ANGEL OF LIGHT

È difficile vedere gli angeli, sebbene abbia osservato le loro immagini per ore. Ci sono persone che riescono a vederli senza il bisogno di foto, e raccontano delle storie molto interessanti a riguardo. Gli angeli custodi sono tutti femmine, per esempio, e questo non mi sorprende. Un angelo della nascita, reclutato dalle schiere più giovani, assiste ogni bambino al momento della nascita, mentre un altro, più vecchio, aiuta chi sta morendo a lasciare questo mondo senza dolore o pena.
Si può pregare agli angeli e loro ascolteranno, ma il modo migliore per chiamarli, mi hanno detto, è ridere. Gli angeli rispondono al diletto, perché è di questo che sono fatti. Infatti, quando la mente della gente è oscurata dall’odio o dalla rabbia, non c’è angelo che possa recarsi da loro.
Non tutti gli angeli hanno le ali – almeno, così dicono i visionari – ma quelli che le hanno possono spiegare ali dorate su tutto il mondo. Se avessimo occhi per poter guardare direttamente nel sole, vedremmo un enorme angelo presiedervi; dal volto della luna, invece, sorride uno molto più tranquillo.
Gli angeli passano tutta la loro vita, che è eterna, muovendosi in circolo intorno al trono del Creatore, a cantare la Sua lode. Chi ha orecchio fine è riuscito ad ascoltarli. Le armonie dei cori degli angeli sono incredibilmente complesse , dicono, ma il ritmo è semplice. “In genere è lo stesso tempo della marcia”, ha affermato uno dei visionari. Non so perché, questa è la cosa migliore che abbia mai appreso fino ad ora.
Dopo un po’, però, iniziò a diventare frustrante il sentir parlare di angeli che io non riuscivo a vedere. Quando una donna che riusciva a vederli venne a sapere di questo mio stato d’animo, rimase stupita. “Non puoi vederli?”, disse. “Ma c’è un angelo dentro di te. È in tutti noi! Riesco a vederlo proprio in questo momento, e credevo che anche tu potessi”. “No”, dissi io tristemente, e le chiesi come apparisse. Mi somigliava?

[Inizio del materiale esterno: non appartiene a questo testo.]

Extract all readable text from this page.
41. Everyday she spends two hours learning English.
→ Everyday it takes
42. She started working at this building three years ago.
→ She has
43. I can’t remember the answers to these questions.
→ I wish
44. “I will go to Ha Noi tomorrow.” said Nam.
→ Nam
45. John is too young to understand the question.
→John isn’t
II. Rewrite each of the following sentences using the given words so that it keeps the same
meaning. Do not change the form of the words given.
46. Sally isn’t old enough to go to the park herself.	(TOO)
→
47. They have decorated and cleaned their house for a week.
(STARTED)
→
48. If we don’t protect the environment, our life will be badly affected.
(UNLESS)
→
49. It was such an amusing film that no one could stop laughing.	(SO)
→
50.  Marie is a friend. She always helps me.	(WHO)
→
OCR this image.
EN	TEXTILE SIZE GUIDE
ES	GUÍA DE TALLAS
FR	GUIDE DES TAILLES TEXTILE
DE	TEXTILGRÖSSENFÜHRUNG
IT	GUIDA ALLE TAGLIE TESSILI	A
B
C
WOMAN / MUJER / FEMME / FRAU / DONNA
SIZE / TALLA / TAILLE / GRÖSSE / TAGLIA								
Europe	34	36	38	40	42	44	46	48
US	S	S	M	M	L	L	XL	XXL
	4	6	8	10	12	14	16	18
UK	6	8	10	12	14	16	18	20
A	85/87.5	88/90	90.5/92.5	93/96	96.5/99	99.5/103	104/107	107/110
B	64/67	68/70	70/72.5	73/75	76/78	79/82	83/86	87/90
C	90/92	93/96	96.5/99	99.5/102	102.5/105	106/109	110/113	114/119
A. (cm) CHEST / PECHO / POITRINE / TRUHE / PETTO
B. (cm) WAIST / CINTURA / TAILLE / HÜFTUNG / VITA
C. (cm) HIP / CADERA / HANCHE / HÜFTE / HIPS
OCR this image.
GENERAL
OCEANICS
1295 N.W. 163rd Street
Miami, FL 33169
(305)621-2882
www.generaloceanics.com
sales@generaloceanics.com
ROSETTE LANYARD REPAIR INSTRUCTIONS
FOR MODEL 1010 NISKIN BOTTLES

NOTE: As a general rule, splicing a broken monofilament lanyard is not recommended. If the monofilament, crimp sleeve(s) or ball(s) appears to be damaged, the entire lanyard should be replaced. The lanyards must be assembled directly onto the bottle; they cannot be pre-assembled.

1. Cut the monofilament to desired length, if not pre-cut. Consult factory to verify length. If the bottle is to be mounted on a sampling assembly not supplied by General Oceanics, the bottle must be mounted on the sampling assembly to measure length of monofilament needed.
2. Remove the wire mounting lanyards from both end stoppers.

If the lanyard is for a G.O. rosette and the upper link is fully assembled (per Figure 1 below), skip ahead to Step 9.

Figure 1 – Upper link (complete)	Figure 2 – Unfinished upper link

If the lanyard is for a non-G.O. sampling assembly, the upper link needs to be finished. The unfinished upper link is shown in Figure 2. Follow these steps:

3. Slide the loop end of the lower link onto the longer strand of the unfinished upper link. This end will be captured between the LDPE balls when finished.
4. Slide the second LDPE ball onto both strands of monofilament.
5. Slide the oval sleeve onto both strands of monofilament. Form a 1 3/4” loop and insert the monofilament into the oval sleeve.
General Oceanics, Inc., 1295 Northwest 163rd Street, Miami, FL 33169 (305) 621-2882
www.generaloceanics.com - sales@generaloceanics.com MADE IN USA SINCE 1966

“Beh, sì e no”, mi rispose lei misteriosamente. “Dipende tutto da cosa credi di essere. Il tuo angelo è un puntino di luce che brilla al centro del tuo cuore. È più piccolo di un atomo, ma aspetta e vedrai. Una volta che ti sarai avvicinato, il tuo angelo diventerà più grande. Quanto più gli ti avvicini, tanto più lui cresce, finché alla fine, in un’esplosione di luce, non vedrai il tuo angelo nella sua vera forma, e in quello stesso istante, vedrai anche te stesso”.
Così, adesso, cerco il mio angelo in continuazione. Mi siedo in silenzio e volgo lo sguardo dentro di me. Non è passato molto tempo prima che cogliessi qualcosa di sfuggita. “Sei tu, Angelo, che porti una candela?”. Un barlume e via, era già sparito. Questo bastò a far battere il mio cuore all’impazzata. La prossima volta il mio angelo avrà una lampada, e l’altra volta ancora una torcia, e poi ancora falò.
Questo è ciò che la donna mi aveva promesso, e ora che ho visto la gloria, so abbastanza per crederci.